Adding anti-thymocyte globulin to cyclophosphamide did not increase HHV-6 reactivation after haploidentical HCT

In All, Transplant Complications by Kristin Loomis

As with previous studies, HHV-6 reactivation delayed platelet engraftment and increased the risk of aGVHD.

The frequency and clinical importance of HHV-6B reactivation can be different, following alternative kinds of hematopoietic cell transplantation (HCT). A study from France is one of the largest to study HHV-6 reactivation in adults following unmanipulated T-cell replete haplo-identical (HAPLO) HCT with post-transplant cyclophosphamide (PT-Cy), plus or minus pre-transplant low-dose rabbit anti-thymocyte globulin (ATG).

The study involved 100 consecutive adult patients receiving HAPLO HCT with PT-Cy, some of whom also received pre-transplant ATG as part of their clinical care.
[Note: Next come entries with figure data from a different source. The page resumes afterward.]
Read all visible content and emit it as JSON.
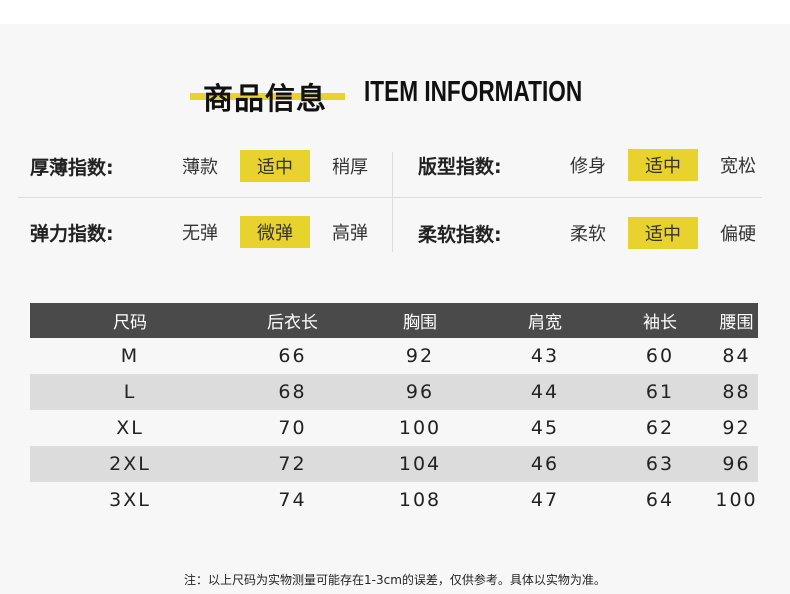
{
  "title": {
    "cn": "商品信息",
    "en": "ITEM INFORMATION"
  },
  "accent_color": "#e8d22e",
  "indices": [
    {
      "label": "厚薄指数:",
      "options": [
        "薄款",
        "适中",
        "稍厚"
      ],
      "selected": 1
    },
    {
      "label": "版型指数:",
      "options": [
        "修身",
        "适中",
        "宽松"
      ],
      "selected": 1
    },
    {
      "label": "弹力指数:",
      "options": [
        "无弹",
        "微弹",
        "高弹"
      ],
      "selected": 1
    },
    {
      "label": "柔软指数:",
      "options": [
        "柔软",
        "适中",
        "偏硬"
      ],
      "selected": 1
    }
  ],
  "size_table": {
    "headers": [
      "尺码",
      "后衣长",
      "胸围",
      "肩宽",
      "袖长",
      "腰围"
    ],
    "rows": [
      [
        "M",
        "66",
        "92",
        "43",
        "60",
        "84"
      ],
      [
        "L",
        "68",
        "96",
        "44",
        "61",
        "88"
      ],
      [
        "XL",
        "70",
        "100",
        "45",
        "62",
        "92"
      ],
      [
        "2XL",
        "72",
        "104",
        "46",
        "63",
        "96"
      ],
      [
        "3XL",
        "74",
        "108",
        "47",
        "64",
        "100"
      ]
    ]
  },
  "note": "注：以上尺码为实物测量可能存在1-3cm的误差，仅供参考。具体以实物为准。"
}
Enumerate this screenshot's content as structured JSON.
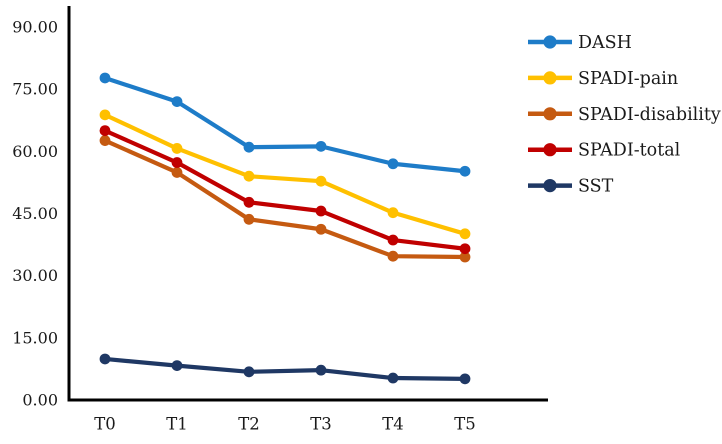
{
  "figure": {
    "background": "#ffffff",
    "axis_color": "#000000",
    "text_color": "#1a1a1a"
  },
  "chart_data": {
    "type": "line",
    "title": "",
    "xlabel": "",
    "ylabel": "",
    "x_categories": [
      "T0",
      "T1",
      "T2",
      "T3",
      "T4",
      "T5"
    ],
    "series": [
      {
        "name": "DASH",
        "color": "#1E7CC8",
        "values": [
          77.7,
          72.0,
          61.0,
          61.2,
          57.0,
          55.2
        ]
      },
      {
        "name": "SPADI-pain",
        "color": "#FFC000",
        "values": [
          68.8,
          60.7,
          54.0,
          52.8,
          45.2,
          40.1
        ]
      },
      {
        "name": "SPADI-disability",
        "color": "#C55A11",
        "values": [
          62.6,
          54.9,
          43.6,
          41.2,
          34.7,
          34.5
        ]
      },
      {
        "name": "SPADI-total",
        "color": "#C00000",
        "values": [
          65.0,
          57.3,
          47.7,
          45.6,
          38.6,
          36.5
        ]
      },
      {
        "name": "SST",
        "color": "#1F3864",
        "values": [
          9.9,
          8.3,
          6.8,
          7.2,
          5.3,
          5.1
        ]
      }
    ],
    "ylim": [
      0,
      90
    ],
    "ytick_step": 15,
    "ytick_labels": [
      "0.00",
      "15.00",
      "30.00",
      "45.00",
      "60.00",
      "75.00",
      "90.00"
    ],
    "grid": false,
    "legend_position": "right",
    "legend_entries": [
      "DASH",
      "SPADI-pain",
      "SPADI-disability",
      "SPADI-total",
      "SST"
    ]
  }
}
The patients had venipunctures every week for the first 100 days post-HCT, regardless of whether they were symptomatic, in order to assess reactivation of HHV-6B (DNA loads) and other viruses using quantitative PCR. Regular venipunctures continued thereafter if indicated by the patients’ clinical status.

The main results of the study are as follows:

  • Patients experiencing HHV6 reactivation demonstrated delayed platelet recovery (HR 1.81, 95% CI 1.07-3.05, p= 0.026) and a higher risk of acute grade II-IV GvHD (39% versus 9%, p < 0.001); however, they had similar overall survival and non-relapse mortality to the other patients. A low absolute lymphocyte count (ALC) was a risk factor for this complication, as shown in Figure 1.

Figure 1. Cumulative incidence of acute grade II-IV GvHD according to HHV6 reactivation within 100 days after haploidentical hematopoietic cell transplantation with post-transplant cyclophosphamide (dashed line: HHV6 reactivation, continuous line: no HHV6 reactivation). The cumulative incidence of acute grade II-IV GvHD at day +100 was 39% versus 9% (p < 0.001).

  • A low absolute lymphocyte count (< 290/µL on day +30) also was the main risk factor for

HHV6 reactivation (68% versus 40%, p = 0.003).

  • The 100-day cumulative incidence of HHV6 reactivation was 54% — a rate similar to that following HCT with matched related or unrelated donors, and lower than the rate following umbilical cord transplantation.
  • The rate of HHV-6 reactivation reported may have been lower than it otherwise would have been since antiviral therapy against CMV was used in a large fraction of the patients.
  • Clinically significant HHV6 infections were rare (7%), were associated with higher HHV6 DNA loads, and had favorable outcomes after antiviral therapy.
  • Although there were theoretical reasons for worrying that it might, adding ATG to PT-Cy did not increase the incidence of HHV6 reactivation (52% with ATG versus 79% without ATG, p = 0.12).

A key strength of this systematic study of HHV-6 reactivation in adults receiving HAPLO HCT with PT-Cy is its weekly monitoring of HHV-6 viral loads, regardless of the patients’ clinical status. The findings of greatest interest to clinicians may be the demonstration that combining ATG and PT-Cy does not increase the risk of HHV6 reactivation or infection. In addition, the study suggests that patients with a low ALC on day +30 face a higher risk of HHV6 reactivation and may require more intense monitoring.